High Performance Computing Group

High Performance Computing Group

Connect with HPC subject matter experts and discuss how hybrid cloud HPC Solutions from IBM meet today's business needs.

 View Only
  • 1.  BJOBS reports more memory

    Posted Mon April 14, 2025 05:51 AM

    Hi,

    I am finding regular discrepancies between the memory consumption reported through /proc/meminfo, and the memory consumption reported by bjobs.

    In small testcases, it does not seem to be seen. But in a major tool, we are regularly seeing this.

    Is this something that has previously been reported? Are there any known causes and solutions?

    --

    Thanks & Regards,

    Vijay.



    ------------------------------
    Vijay Pasupuleti
    ------------------------------


  • 2.  RE: BJOBS reports more memory

    Posted Mon April 14, 2025 05:30 PM

    Do you mean max mem usage for job or current mem usage for job?

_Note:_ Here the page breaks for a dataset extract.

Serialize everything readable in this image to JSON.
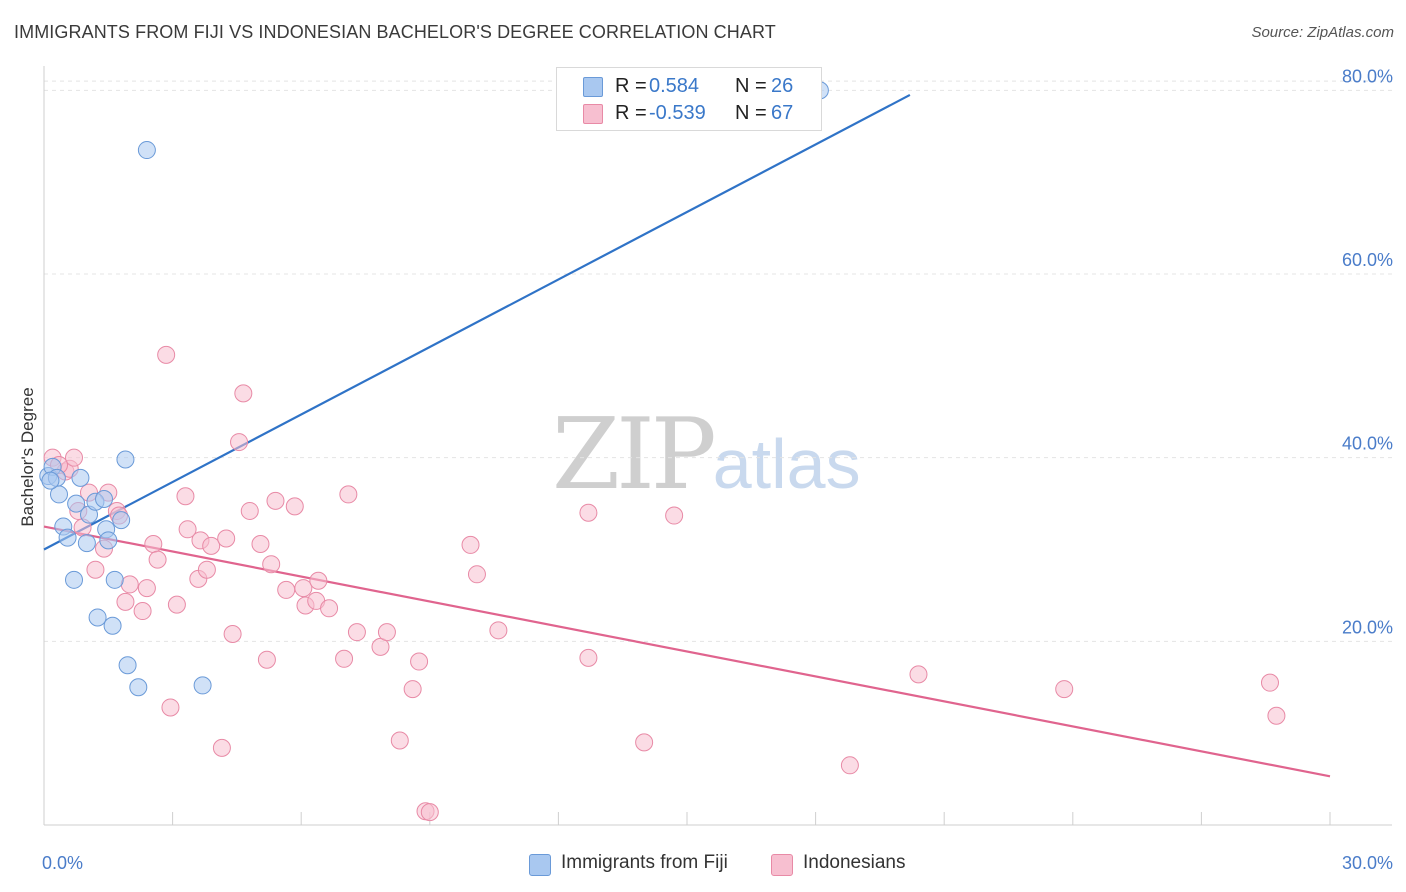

    ------------------------------
    YI SUN
    ------------------------------



  • 3.  RE: BJOBS reports more memory

    Posted Tue April 15, 2025 01:16 AM

    Hi Yi,

    It is the Max. Mem.

    Vijay.



    ------------------------------
    Vijay Pasupuleti
    ------------------------------



  • 4.  RE: BJOBS reports more memory

    Posted 30 days ago

    Hi Yi,

    Are there any known issues if it were Max. Mem?



    ------------------------------
    Vijay Pasupuleti
    ------------------------------



  • 5.  RE: BJOBS reports more memory

    Posted 27 days ago

    Assuming your job runs under LSF cgroup integration, right? Currently LSF calculates max memory by periodically (roughly every SBD_SLEEP_TIME) reads job cgroup's memory.usage_in_bytes(rather than reads cgroup's memory.max_usage_in_bytes), and set current job's max mem by comparing with previous sampling data, it is possible that LSF may miss actual max mem reached by the job. It is strange that LSF reports lager max mem for the job. Do you have LSB_CGROUP_MEM_INCLUDE_CACHD=N set in lsf.conf? 

    If you are not using LSF cgroup integration, LSF collects job memory usage from through LSF PIM process, this way you should consider setting following parameters in lsf.conf.

    LSF_PIM_LINUX_ENHANCE=Y

    LSF_PIM_SMAPS_UPDATE=Y

    EGO_PIM_SWAP_REPORT=Y

    I suggest you should create a suport case for more investigation of the root cause by shaing how you verif ps output and check /proc/meminfo



    ------------------------------
    YI SUN
    ------------------------------